Renoncer au football et son concert de haines,
Au sommet de mon art me dépouiller de chaînes,
Ne m’anéantit pas, mais me délivre enfin,
Et nourrissant mon cœur de ceux pleurant ma fin,
J’étreindrai sans douleur la gloire et l’infortune
Comme seul sait le faire une âme peu commune !
Ainsi déifié pour toujours outre-mer,
Le temps noiera de moi tout souvenir amer !
Que d’un tacle assassin je hâte ma retraite,
Qu’alors j’annoncerai lors de ma sainte fête !
Je suis mon propre prince, et mon prêtre, et mon dieu,
Et moi seul choisirai le jour de mon adieu.

— FIN —

Delphine

Je vous donne un alibi poétique pour justifier votre présence sur un site d'analterfoot auprès de votre conjointe. Mais attention à la jalousie.

13 Comments

  1. Que sont ces bêtises ? Mon Canto qui a poussé Ginola à la faute ? Quel est ce révisionnisme intolérable ?
    Non mais oh ?!

  2. Foutage de gueule oui! Bien que je n’es pas tout lu (trop long) aire passer canto pour le fautif vous vos une séances de fouettage au soustif! Et si cela ne vous calme pas je passerai u bourre pif.
    Merde alors.

  3. Le coin de l’enculeur de mouches : les Bulgares n’ont pas marqué dans les « arrêts de jeu », mais à 44’58.

    (c’est le seul truc que j’aie trouvé pour ne pas avoir à faire de compliment, désolé)

  4. Encore une ode au Canto qui n’aura jamais été bon nulle part si ce n’est à MU lors de l’année 1994. Ce mec fut minable et lui rendre hommage (ce n’est pas le seul ici bien sur) n’en est que plus regrettable.
    Ne reste plus qu’à se charger de faire la même diatribe, pour un escroc du même accabit. Entre ici Thierry Henry, n’en doute pas, tu seras bien accueilli.
    Et s’il s’agissait de continuer à jouer au Hypster, Continuez avec des louanges pour Youri, Pirès ou même Patrick Kanner.

  5. @wayne: Il me semble que personne ne loue Cantona ici, hormis… Cantona lui-même. Jacquet semble d’accord avec toi.

  6. C’est pas faux, mais il semble qu’on lui donne toujours un rôle noble, ce qu’il était loin d’être.

  7. Toujours plus noble que ce tocard de Ginola.

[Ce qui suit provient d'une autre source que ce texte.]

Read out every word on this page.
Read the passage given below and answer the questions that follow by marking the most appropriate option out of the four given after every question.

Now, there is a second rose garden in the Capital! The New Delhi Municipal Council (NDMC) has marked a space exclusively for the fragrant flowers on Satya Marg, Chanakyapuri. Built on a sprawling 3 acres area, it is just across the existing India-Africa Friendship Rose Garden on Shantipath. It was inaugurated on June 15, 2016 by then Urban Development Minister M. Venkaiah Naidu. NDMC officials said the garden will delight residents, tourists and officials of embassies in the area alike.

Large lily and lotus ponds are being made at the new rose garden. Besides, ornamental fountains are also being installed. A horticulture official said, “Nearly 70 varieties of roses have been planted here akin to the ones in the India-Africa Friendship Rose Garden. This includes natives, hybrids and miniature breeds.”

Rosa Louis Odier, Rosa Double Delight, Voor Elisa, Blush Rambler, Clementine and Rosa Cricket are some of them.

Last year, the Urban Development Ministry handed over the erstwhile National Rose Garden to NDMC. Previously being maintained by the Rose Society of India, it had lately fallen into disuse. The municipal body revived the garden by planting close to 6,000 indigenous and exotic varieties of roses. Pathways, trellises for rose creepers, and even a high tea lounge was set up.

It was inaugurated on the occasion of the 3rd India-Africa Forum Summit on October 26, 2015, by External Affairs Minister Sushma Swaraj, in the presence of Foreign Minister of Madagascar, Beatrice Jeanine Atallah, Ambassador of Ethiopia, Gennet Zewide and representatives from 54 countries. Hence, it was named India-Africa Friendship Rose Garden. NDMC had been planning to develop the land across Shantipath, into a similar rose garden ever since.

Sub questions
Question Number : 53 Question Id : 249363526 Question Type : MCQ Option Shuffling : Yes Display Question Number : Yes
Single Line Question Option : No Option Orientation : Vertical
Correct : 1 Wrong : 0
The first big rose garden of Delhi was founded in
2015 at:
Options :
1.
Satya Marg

Lire Papin s’exprimer en alexandrins MA TUER.

  8. Merci à vous tous!

    @Blaah: oups, quelle bourde!! bon, je prétendrai plus tard que j’ai volontairement altéré l’histoire pour augmenter la tension dramatique… mon révisionnisme ne s’arrête pas là, après tout :-)

    @kitousan: je fais les choses dans le désordre, la chute de 2006 est déjà faite! http://horsjeu.net/fil-info/la-deomachie/
    J’ai bien prévu 1998 et 2002 sous un autre format, mais ce ne sera pas pour tout de suite.

  9. Merci Delphine, je m’en vais de ce pas lire cette autre tragédie. Encore bravo.